Employee Misclassification – Uber’s Roller Coaster Ride from Florida to California

Earlier this year the ride-sharing company Uber scored a victory in its legal battles of whether Uber drivers should be classified as employees or independent contractors. In this most recent California case of employee misclassification, Uber Technologies Inc. reached a settlement offering its drivers an average of about $1 apiece to dispense with alleged labor-code violations that their lawyer claimed might have been worth billions of dollars.   employee misclassification uber

The ride-hailing company, along with the drivers’ lawyer, asked a state judge in Los Angeles in February to approve a $7.75 million agreement to resolve claims stemming from its refusal to give California drivers the protections and benefits of employees. The accord allows Uber to keep classifying the drivers as independent contractors.

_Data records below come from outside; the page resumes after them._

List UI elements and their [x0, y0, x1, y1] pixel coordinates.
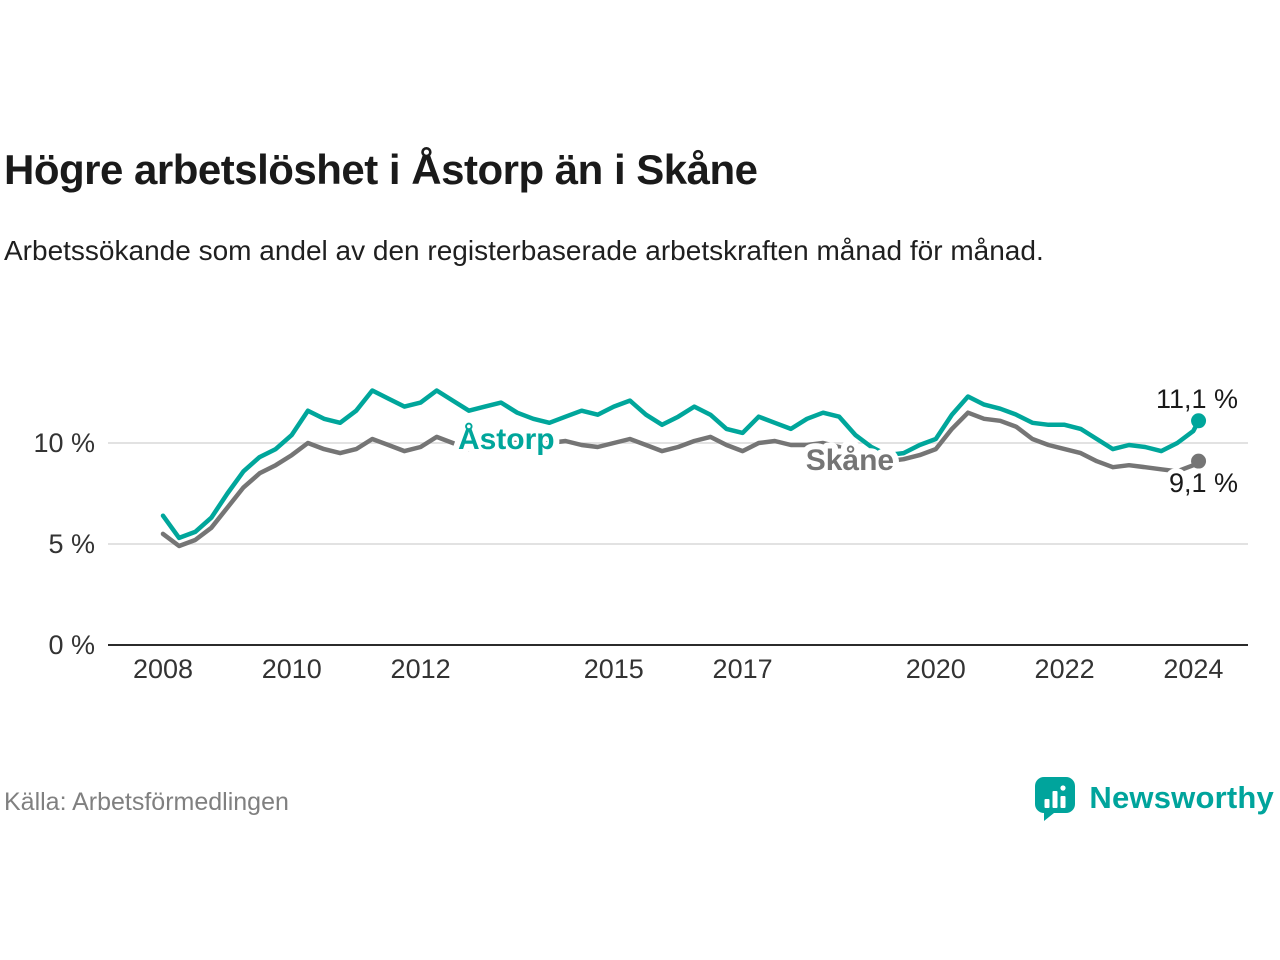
end-dot-skåne	[1191, 453, 1207, 469]
y-tick-label: 5 %	[48, 529, 95, 559]
brand-name: Newsworthy	[1089, 780, 1274, 815]
x-tick-label: 2008	[133, 654, 193, 684]
x-tick-label: 2017	[713, 654, 773, 684]
end-value-label: 9,1 %	[1169, 468, 1238, 498]
series-labels: Åstorp Skåne	[452, 417, 900, 483]
gridlines: 0 % 5 % 10 %	[33, 428, 1248, 660]
newsworthy-logo-icon	[1035, 777, 1076, 821]
series-line-åstorp	[160, 388, 1201, 541]
page-title: Högre arbetslöshet i Åstorp än i Skåne	[4, 146, 758, 193]
y-tick-label: 0 %	[48, 630, 95, 660]
end-value-label: 11,1 %	[1156, 384, 1238, 414]
bar-chart-glyph	[1044, 785, 1066, 808]
chart-subtitle: Arbetssökande som andel av den registerb…	[4, 235, 1044, 266]
newsworthy-logo[interactable]: Newsworthy	[1031, 774, 1274, 822]
y-tick-label: 10 %	[33, 428, 95, 458]
x-axis-labels: 2008 2010 2012 2015 2017 2020 2022 2024	[133, 654, 1223, 684]
x-tick-label: 2022	[1035, 654, 1095, 684]
line-chart: 0 %5 %10 % 2008 2010 2012 2015 2017 2020 2022 2…	[33, 379, 1248, 684]
x-tick-label: 2020	[906, 654, 966, 684]
series-label-åstorp: Åstorp	[458, 423, 555, 456]
series-label-skåne: Skåne	[806, 444, 894, 477]
data-series	[160, 388, 1201, 549]
x-tick-label: 2024	[1163, 654, 1223, 684]
end-dot-åstorp	[1191, 413, 1207, 429]
x-tick-label: 2015	[584, 654, 644, 684]
end-annotations: 11,1 % 9,1 %	[1151, 379, 1243, 503]
x-tick-label: 2010	[262, 654, 322, 684]
series-line-skåne	[160, 410, 1201, 549]
source-note: Källa: Arbetsförmedlingen	[4, 788, 289, 816]
x-tick-label: 2012	[391, 654, 451, 684]
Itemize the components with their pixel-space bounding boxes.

Here’s a brief  rundown of other milestone cases against Uber:

  • A 2015 California court decision determined that Uber drivers were employees entitled to certain benefits.
  • Uber agreed to pay $100 million that appeared to resolve a massive class action case in April 2016
  • Uber faced a rejection of that settlement by a federal court judge in August 2016 as the judge believed the resolution was not adequate.
  • A 9th Circuit ruling in September 2016 handed Uber a significant victory by upholding the company’s previously stated arbitration agreements.
  • In February of this year, a Florida state appellate court ruled that Uber drivers are independent contractors, not employees, and therefore not entitled to unemployment compensation benefits when their working relationship with the ride service terminates.